Hopefully, you did too.
At 2 o’clock, the Fed released its statement regarding inflation and monetary policy. As noted above, it looks like nothing is changing — which isn’t surprising, considering the Fed didn’t give a second thought to the 5.4% increase in inflation last month.
So the Fed will continue to increase its Treasury holdings, keep rates low and, once again, use our favorite word…
“Transitory.”
Looking back at our report from Monday, what comes next, now that our expectation of the July Fed inflation meeting has come true?
Outcome of the July Fed Inflation Meeting
While Fed Chair Jerome Powell and the rest of the committee turn a blind eye to inflation, Bitcoin (BTC) and copper are signaling that commodity inflation isn’t quite done yet.
For those who haven’t been following, I’ll remind you that Bitcoin isn’t a currency… Currencies aren’t anywhere near that volatile.
Instead, it behaves more like a commodity. And as such, it can also be used as an important indicator for where the economy is headed.
If it can reach above $41,307, that would be a higher high following a higher low, which often indicates a trend reversal. Copper, in fact, has already hit that threshold, making a new near-term high as it rose above $4.60 per pound in trading Wednesday.
On top of that, natural gas broke through $4 in a big way…
… and coal prices around the world are following right along.
So even though the Fed doesn’t recognize it, inflationary pressure remains with us in a big way.
What to Do Moving Forward
Now that the July Fed inflation meeting is done, we can turn our attention to the big report: gross domestic product.
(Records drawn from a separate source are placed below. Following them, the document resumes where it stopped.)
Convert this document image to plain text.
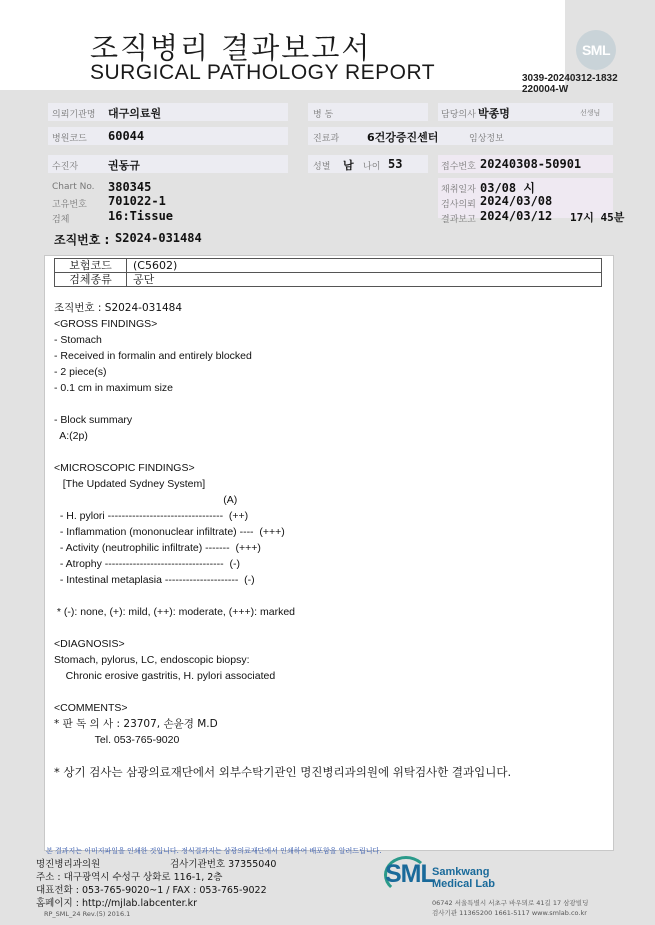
조직병리 결과보고서
SURGICAL PATHOLOGY REPORT
SML
3039-20240312-1832
220004-W
의뢰기관명 대구의료원	병 동	담당의사 박종명	선생님
병원코드 60044	진료과	6건강증진센터	임상정보
수진자	권동규	성별 남 나이 53	접수번호 20240308-50901
Chart No. 380345
고유번호 701022-1
검체	16:Tissue
채취일자 03/08 시
검사의뢰 2024/03/08
결과보고 2024/03/12 17시 45분
조직번호 : S2024-031484
보험코드	(C5602)
검체종류	공단
조직번호 : S2024-031484
<GROSS FINDINGS>
- Stomach
- Received in formalin and entirely blocked
- 2 piece(s)
- 0.1 cm in maximum size
- Block summary
A:(2p)
<MICROSCOPIC FINDINGS>
[The Updated Sydney System]
(A)
- H. pylori ---------------------------------  (++)
- Inflammation (mononuclear infiltrate) ----  (+++)
- Activity (neutrophilic infiltrate) -------  (+++)
- Atrophy ----------------------------------  (-)
- Intestinal metaplasia ---------------------  (-)
* (-): none, (+): mild, (++): moderate, (+++): marked
<DIAGNOSIS>
Stomach, pylorus, LC, endoscopic biopsy:
Chronic erosive gastritis, H. pylori associated
<COMMENTS>
* 판 독 의 사 : 23707, 손윤경 M.D
Tel. 053-765-9020
* 상기 검사는 삼광의료재단에서 외부수탁기관인 명진병리과의원에 위탁검사한 결과입니다.
본 결과지는 이미지파일을 인쇄한 것입니다. 정식결과지는 삼광의료재단에서 인쇄하여 배포함을 알려드립니다.
명진병리과의원	검사기관번호 37355040
주소 : 대구광역시 수성구 상화로 116-1, 2층
대표전화 : 053-765-9020~1 / FAX : 053-765-9022
홈페이지 : http://mjlab.labcenter.kr
RP_SML_24 Rev.(5) 2016.1
SML
Samkwang
Medical Lab
06742 서울특별시 서초구 바우뫼로 41길 17 삼광빌딩
검사기관 11365200 1661-5117 www.smlab.co.kr
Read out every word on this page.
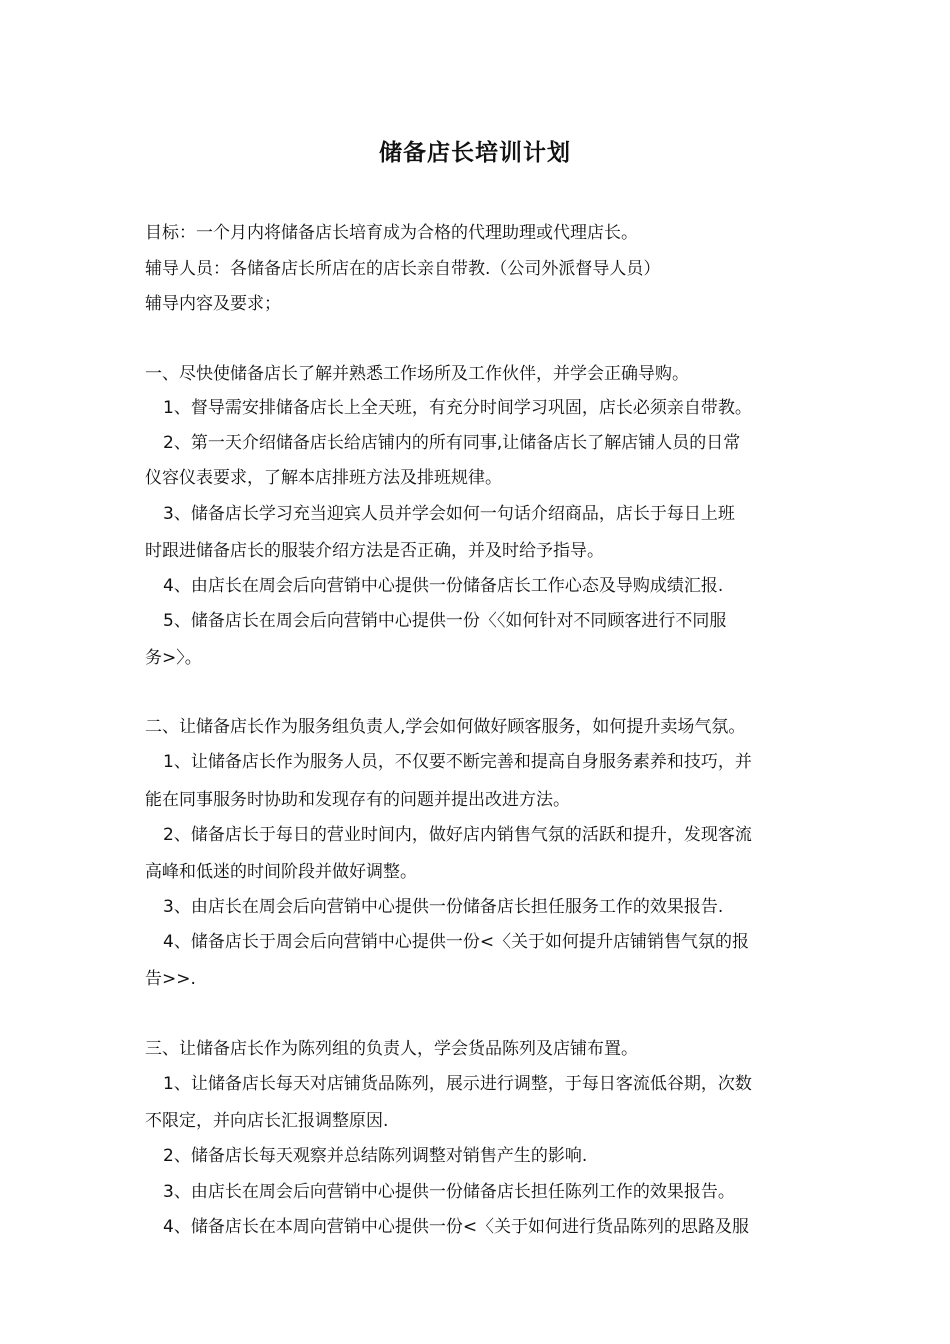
储备店长培训计划
目标：一个月内将储备店长培育成为合格的代理助理或代理店长。
辅导人员：各储备店长所店在的店长亲自带教.（公司外派督导人员）
辅导内容及要求；
一、尽快使储备店长了解并熟悉工作场所及工作伙伴，并学会正确导购。
1、督导需安排储备店长上全天班，有充分时间学习巩固，店长必须亲自带教。
2、第一天介绍储备店长给店铺内的所有同事,让储备店长了解店铺人员的日常
仪容仪表要求，了解本店排班方法及排班规律。
3、储备店长学习充当迎宾人员并学会如何一句话介绍商品，店长于每日上班
时跟进储备店长的服装介绍方法是否正确，并及时给予指导。
4、由店长在周会后向营销中心提供一份储备店长工作心态及导购成绩汇报.
5、储备店长在周会后向营销中心提供一份〈〈如何针对不同顾客进行不同服
务>〉。
二、让储备店长作为服务组负责人,学会如何做好顾客服务，如何提升卖场气氛。
1、让储备店长作为服务人员，不仅要不断完善和提高自身服务素养和技巧，并
能在同事服务时协助和发现存有的问题并提出改进方法。
2、储备店长于每日的营业时间内，做好店内销售气氛的活跃和提升，发现客流
高峰和低迷的时间阶段并做好调整。
3、由店长在周会后向营销中心提供一份储备店长担任服务工作的效果报告.
4、储备店长于周会后向营销中心提供一份<〈关于如何提升店铺销售气氛的报
告>>.
三、让储备店长作为陈列组的负责人，学会货品陈列及店铺布置。
1、让储备店长每天对店铺货品陈列，展示进行调整，于每日客流低谷期，次数
不限定，并向店长汇报调整原因.
2、储备店长每天观察并总结陈列调整对销售产生的影响.
3、由店长在周会后向营销中心提供一份储备店长担任陈列工作的效果报告。
4、储备店长在本周向营销中心提供一份<〈关于如何进行货品陈列的思路及服
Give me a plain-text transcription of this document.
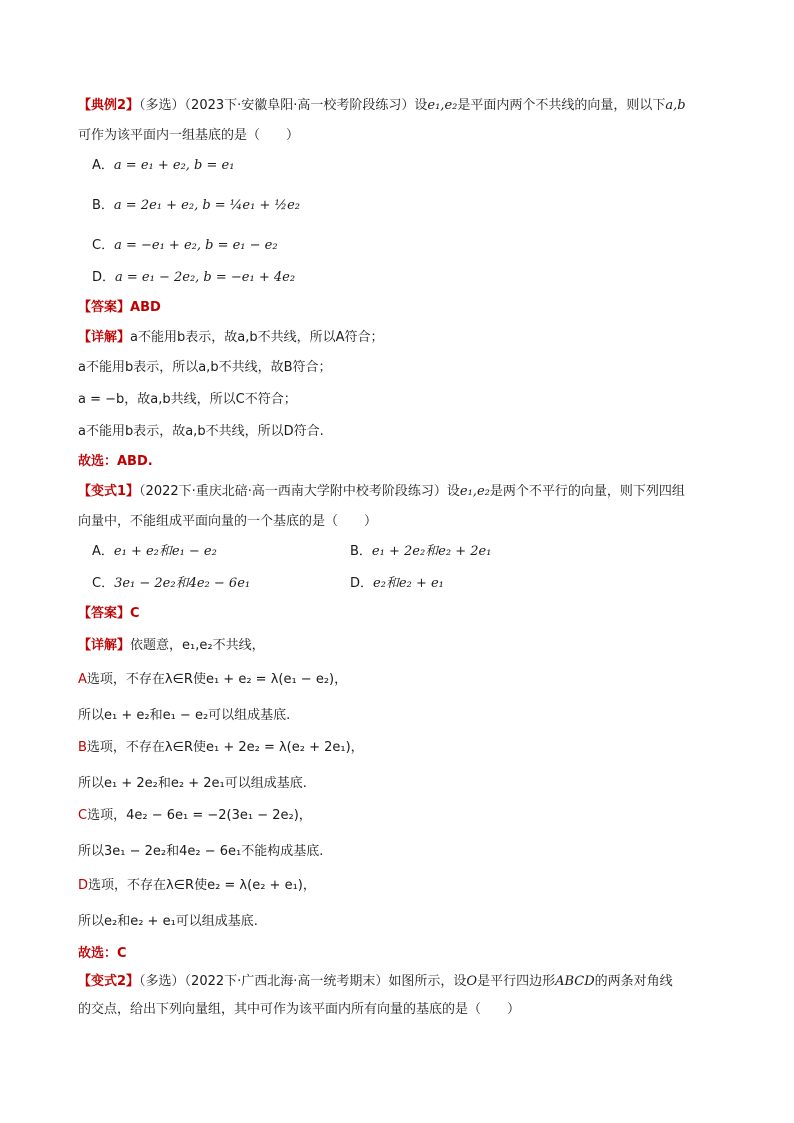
【典例2】（多选）（2023下·安徽阜阳·高一校考阶段练习）设e₁,e₂是平面内两个不共线的向量，则以下a,b
可作为该平面内一组基底的是（　　）
A．a = e₁ + e₂, b = e₁
B．a = 2e₁ + e₂, b = ¼e₁ + ½e₂
C．a = −e₁ + e₂, b = e₁ − e₂
D．a = e₁ − 2e₂, b = −e₁ + 4e₂
【答案】ABD
【详解】a不能用b表示，故a,b不共线，所以A符合；
a不能用b表示，所以a,b不共线，故B符合；
a = −b，故a,b共线，所以C不符合；
a不能用b表示，故a,b不共线，所以D符合.
故选：ABD.
【变式1】（2022下·重庆北碚·高一西南大学附中校考阶段练习）设e₁,e₂是两个不平行的向量，则下列四组
向量中，不能组成平面向量的一个基底的是（　　）
A．e₁ + e₂和e₁ − e₂	B．e₁ + 2e₂和e₂ + 2e₁
C．3e₁ − 2e₂和4e₂ − 6e₁	D．e₂和e₂ + e₁
【答案】C
【详解】依题意，e₁,e₂不共线，
A选项，不存在λ∈R使e₁ + e₂ = λ(e₁ − e₂)，
所以e₁ + e₂和e₁ − e₂可以组成基底.
B选项，不存在λ∈R使e₁ + 2e₂ = λ(e₂ + 2e₁)，
所以e₁ + 2e₂和e₂ + 2e₁可以组成基底.
C选项，4e₂ − 6e₁ = −2(3e₁ − 2e₂)，
所以3e₁ − 2e₂和4e₂ − 6e₁不能构成基底.
D选项，不存在λ∈R使e₂ = λ(e₂ + e₁)，
所以e₂和e₂ + e₁可以组成基底.
故选：C
【变式2】（多选）（2022下·广西北海·高一统考期末）如图所示，设O是平行四边形ABCD的两条对角线
的交点，给出下列向量组，其中可作为该平面内所有向量的基底的是（　　）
And if I’m right, which I have been so far, we’ll see the highest number in at least 12 years — possibly decades.
But those annual comparisons get harder in Q3 and beyond, as the economy wasn’t anywhere near as inactive later in 2020. So when that annual comparison starts to decline, from 12% or 13%… to 8%… to 6%… the media will inevitably interpret that as an economic slowdown.
And remember, inflation plus slowdown equals stagflation.
So how do we trade it?
Well, we always say the best way to beat inflation is to own the things that are going up. So we’re going to make a shopping list for commodity-related companies.
And we’re also going to buy some gold as a hedge against both slowing growth and rising inflation… which is when the yellow metal performs its best.
Our favorite way to leverage gold prices is through ProShares Ultra Gold (NYSEArca: UGL). It went on sale for a decent price Wednesday, and it’s during times like that we want to pick up incremental amounts. Perhaps as small as a tenth of any intended stake.
Who knows… If that GDP figure is really off the chain, we may even get a chance to buy some more.
But those are just our thoughts in the wake of the July Fed inflation meeting.